Now, Bronson unleashes his talent (and fury) on Silicon Valley and rips the top off the computer industry, tracking the routes of power, exposing the crisscrossed wiring, and poking fun at its obsolete components.
Lloyd Acheson's firm, Omega Logic, needs a next-generation chip to keep its stock price propped up. Hank Menzinger squandered his research lab's cash reserves in a failed IPO and needs Omega Logic's support to save his institution. But master chip designer Francis Benoit's last chip for Omega was dumbed-down by software, and he's vowed to never let it happen again.
New at the research lab is Andy Caspar, a young engineer who dreams of becoming a legendary "ironman" — one of the handful of engineers (like those behind Netscape, Apple, and Intel) whose technological breakthroughs have secured them a place in history.

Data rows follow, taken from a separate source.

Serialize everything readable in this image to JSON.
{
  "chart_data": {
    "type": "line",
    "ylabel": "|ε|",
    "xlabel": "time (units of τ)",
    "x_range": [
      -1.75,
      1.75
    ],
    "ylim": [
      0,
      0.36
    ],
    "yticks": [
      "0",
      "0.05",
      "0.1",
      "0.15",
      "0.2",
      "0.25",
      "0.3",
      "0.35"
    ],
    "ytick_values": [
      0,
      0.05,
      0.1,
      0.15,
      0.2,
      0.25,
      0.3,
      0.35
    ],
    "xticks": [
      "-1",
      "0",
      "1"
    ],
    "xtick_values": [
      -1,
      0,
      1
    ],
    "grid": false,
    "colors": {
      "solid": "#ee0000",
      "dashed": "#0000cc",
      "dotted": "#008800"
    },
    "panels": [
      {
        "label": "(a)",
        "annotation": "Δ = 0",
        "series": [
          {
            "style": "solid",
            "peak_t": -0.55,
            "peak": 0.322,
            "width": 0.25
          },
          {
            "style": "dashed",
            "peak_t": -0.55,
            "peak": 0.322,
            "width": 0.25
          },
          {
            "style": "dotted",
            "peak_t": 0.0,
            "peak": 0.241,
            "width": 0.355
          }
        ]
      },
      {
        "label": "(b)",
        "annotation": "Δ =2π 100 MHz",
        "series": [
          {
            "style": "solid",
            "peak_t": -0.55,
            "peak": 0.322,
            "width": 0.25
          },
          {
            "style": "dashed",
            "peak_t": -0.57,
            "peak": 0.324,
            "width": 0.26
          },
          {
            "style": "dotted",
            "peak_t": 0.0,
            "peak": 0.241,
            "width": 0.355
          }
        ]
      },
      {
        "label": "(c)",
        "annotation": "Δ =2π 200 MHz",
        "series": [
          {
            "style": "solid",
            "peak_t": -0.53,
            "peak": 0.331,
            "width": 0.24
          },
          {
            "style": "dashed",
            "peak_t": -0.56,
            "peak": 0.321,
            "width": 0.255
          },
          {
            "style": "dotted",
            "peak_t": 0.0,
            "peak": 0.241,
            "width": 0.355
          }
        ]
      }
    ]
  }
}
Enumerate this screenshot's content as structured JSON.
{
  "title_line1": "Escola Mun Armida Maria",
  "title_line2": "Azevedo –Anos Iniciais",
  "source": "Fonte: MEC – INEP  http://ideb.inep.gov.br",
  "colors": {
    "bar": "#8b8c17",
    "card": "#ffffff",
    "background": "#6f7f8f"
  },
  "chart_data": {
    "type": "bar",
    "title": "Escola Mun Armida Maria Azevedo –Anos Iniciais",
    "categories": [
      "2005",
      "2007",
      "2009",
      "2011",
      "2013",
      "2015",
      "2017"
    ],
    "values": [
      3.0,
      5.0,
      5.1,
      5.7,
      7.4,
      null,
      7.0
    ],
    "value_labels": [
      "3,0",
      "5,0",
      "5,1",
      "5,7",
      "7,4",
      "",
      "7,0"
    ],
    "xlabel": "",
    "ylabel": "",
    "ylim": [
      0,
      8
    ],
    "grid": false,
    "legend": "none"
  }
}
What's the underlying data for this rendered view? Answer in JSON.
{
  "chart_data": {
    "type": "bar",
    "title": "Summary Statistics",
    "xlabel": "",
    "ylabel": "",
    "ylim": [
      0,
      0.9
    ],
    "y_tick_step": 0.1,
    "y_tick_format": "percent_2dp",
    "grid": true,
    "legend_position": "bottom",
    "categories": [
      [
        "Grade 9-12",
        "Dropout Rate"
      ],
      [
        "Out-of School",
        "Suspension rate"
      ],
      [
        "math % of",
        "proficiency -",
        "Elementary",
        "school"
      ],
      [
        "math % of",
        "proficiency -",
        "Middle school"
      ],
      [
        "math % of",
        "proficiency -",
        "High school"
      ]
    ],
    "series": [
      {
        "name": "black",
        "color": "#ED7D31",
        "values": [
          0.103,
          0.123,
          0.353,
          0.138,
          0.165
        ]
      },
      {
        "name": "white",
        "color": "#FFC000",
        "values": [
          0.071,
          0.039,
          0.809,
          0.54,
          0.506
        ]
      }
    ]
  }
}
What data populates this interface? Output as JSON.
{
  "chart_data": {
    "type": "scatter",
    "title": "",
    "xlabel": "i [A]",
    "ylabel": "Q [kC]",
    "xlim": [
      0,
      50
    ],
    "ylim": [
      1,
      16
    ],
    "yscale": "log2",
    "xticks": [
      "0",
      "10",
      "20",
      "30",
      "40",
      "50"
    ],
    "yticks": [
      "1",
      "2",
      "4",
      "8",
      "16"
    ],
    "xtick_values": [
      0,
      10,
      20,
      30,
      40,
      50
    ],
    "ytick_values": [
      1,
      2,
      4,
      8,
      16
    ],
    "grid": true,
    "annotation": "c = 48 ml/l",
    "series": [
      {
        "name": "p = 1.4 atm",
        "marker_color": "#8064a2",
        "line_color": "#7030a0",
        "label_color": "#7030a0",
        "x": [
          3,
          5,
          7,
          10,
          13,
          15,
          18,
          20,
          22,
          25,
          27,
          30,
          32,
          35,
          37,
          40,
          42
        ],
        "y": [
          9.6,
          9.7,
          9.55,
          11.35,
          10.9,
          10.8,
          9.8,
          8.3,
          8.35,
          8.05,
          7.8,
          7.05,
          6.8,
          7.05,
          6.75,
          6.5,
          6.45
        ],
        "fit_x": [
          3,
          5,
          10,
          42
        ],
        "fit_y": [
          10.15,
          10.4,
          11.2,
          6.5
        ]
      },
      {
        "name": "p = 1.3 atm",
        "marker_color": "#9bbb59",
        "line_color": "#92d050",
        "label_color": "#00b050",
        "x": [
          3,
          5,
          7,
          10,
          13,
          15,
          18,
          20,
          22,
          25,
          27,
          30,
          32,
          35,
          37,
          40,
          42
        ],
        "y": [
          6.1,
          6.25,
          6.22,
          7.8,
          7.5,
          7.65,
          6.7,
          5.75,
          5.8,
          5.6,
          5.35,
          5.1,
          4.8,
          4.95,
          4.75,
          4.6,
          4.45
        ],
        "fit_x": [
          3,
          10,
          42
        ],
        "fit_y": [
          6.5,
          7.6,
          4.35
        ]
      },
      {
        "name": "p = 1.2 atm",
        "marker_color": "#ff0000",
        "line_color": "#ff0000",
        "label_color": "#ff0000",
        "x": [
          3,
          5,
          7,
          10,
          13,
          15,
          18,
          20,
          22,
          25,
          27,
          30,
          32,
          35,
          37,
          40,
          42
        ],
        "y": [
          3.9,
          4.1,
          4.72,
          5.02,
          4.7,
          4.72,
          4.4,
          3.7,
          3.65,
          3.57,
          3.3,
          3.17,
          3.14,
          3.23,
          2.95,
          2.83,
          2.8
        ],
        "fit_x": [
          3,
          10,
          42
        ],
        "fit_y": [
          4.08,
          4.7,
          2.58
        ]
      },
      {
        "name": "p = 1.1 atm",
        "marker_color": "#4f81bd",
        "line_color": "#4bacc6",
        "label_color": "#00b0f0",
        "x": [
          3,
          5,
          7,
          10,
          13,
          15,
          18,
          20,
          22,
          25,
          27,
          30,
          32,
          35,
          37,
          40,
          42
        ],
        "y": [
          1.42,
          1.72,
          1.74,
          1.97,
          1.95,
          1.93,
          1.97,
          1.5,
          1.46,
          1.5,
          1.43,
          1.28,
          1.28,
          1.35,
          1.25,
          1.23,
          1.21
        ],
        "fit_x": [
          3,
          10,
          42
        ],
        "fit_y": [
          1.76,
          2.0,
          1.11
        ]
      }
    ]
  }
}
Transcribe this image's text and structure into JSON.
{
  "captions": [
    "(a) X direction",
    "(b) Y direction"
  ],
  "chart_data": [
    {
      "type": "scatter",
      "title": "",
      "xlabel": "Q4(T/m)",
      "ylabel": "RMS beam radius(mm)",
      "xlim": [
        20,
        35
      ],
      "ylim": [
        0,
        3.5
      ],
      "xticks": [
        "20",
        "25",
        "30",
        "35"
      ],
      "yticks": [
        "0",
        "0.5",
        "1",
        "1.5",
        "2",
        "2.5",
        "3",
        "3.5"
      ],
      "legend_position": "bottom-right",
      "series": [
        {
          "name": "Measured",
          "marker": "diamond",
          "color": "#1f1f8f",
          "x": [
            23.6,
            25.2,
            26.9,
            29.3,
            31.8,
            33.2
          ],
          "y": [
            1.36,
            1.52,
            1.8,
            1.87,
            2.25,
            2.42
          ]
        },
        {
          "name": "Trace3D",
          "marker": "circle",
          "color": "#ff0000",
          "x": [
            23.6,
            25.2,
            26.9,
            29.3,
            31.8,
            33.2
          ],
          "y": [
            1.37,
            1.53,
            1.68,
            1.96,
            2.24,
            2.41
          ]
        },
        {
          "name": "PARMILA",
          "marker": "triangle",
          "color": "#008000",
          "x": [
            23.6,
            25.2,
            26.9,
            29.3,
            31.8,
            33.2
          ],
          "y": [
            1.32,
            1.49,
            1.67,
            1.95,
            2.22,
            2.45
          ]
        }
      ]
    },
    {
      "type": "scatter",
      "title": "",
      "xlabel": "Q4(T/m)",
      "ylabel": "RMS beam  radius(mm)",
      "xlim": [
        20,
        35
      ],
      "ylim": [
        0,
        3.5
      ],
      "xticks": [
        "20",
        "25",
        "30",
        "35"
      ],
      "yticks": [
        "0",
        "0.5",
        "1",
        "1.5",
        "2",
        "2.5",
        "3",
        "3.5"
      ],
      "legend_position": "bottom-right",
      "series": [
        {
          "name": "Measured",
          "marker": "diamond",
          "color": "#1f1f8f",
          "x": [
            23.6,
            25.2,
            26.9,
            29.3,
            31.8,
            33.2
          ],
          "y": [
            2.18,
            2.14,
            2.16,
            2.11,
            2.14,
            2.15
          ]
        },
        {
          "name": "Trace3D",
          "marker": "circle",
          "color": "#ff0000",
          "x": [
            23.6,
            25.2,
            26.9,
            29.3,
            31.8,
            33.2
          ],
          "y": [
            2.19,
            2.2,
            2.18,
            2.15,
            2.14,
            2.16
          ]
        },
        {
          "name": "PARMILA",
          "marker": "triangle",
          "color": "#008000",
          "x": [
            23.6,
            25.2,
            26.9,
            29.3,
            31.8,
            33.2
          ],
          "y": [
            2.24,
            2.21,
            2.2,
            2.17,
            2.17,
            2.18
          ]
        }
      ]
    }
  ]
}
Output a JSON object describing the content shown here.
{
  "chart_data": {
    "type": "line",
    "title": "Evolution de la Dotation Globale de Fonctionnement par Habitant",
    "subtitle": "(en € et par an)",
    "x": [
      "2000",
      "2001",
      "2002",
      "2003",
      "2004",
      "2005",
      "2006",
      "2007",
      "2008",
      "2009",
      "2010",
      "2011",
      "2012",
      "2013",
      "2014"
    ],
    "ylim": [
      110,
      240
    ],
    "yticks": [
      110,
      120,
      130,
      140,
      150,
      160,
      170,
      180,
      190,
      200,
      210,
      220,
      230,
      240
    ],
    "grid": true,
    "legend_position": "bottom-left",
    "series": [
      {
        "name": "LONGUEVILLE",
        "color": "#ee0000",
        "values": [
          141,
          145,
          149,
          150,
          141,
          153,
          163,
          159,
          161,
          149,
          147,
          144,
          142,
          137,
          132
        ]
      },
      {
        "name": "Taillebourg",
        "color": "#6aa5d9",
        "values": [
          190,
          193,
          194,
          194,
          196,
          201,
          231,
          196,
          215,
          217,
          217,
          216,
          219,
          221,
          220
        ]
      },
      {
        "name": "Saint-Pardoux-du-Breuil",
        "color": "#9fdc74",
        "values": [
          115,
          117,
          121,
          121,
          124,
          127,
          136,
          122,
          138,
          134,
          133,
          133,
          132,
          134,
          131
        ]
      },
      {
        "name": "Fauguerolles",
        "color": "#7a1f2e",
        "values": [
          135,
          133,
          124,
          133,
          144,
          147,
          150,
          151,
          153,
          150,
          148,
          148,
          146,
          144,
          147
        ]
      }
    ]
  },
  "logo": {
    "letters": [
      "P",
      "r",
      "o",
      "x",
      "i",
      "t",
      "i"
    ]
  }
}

Andy begins work on a new project, not realizing the extent to which he's caught up in the power struggle of the older men. The story reveals the brutal, absurd side of the industry, as Andy pushes forth with his dream but is betrayed at every turn.
About the Author
Po Bronson is a feature writer for Wired and has written about high-tech culture for The New York Times Magazine and Forbes ASAP. He received an M.F.A. in Creative Writing from San Francisco State University and a B.A. in economics from Stanford. His first novel, Bombardiers, was translated into ten languages and became an international bestseller. He grew up in Seattle and lives in San Francisco.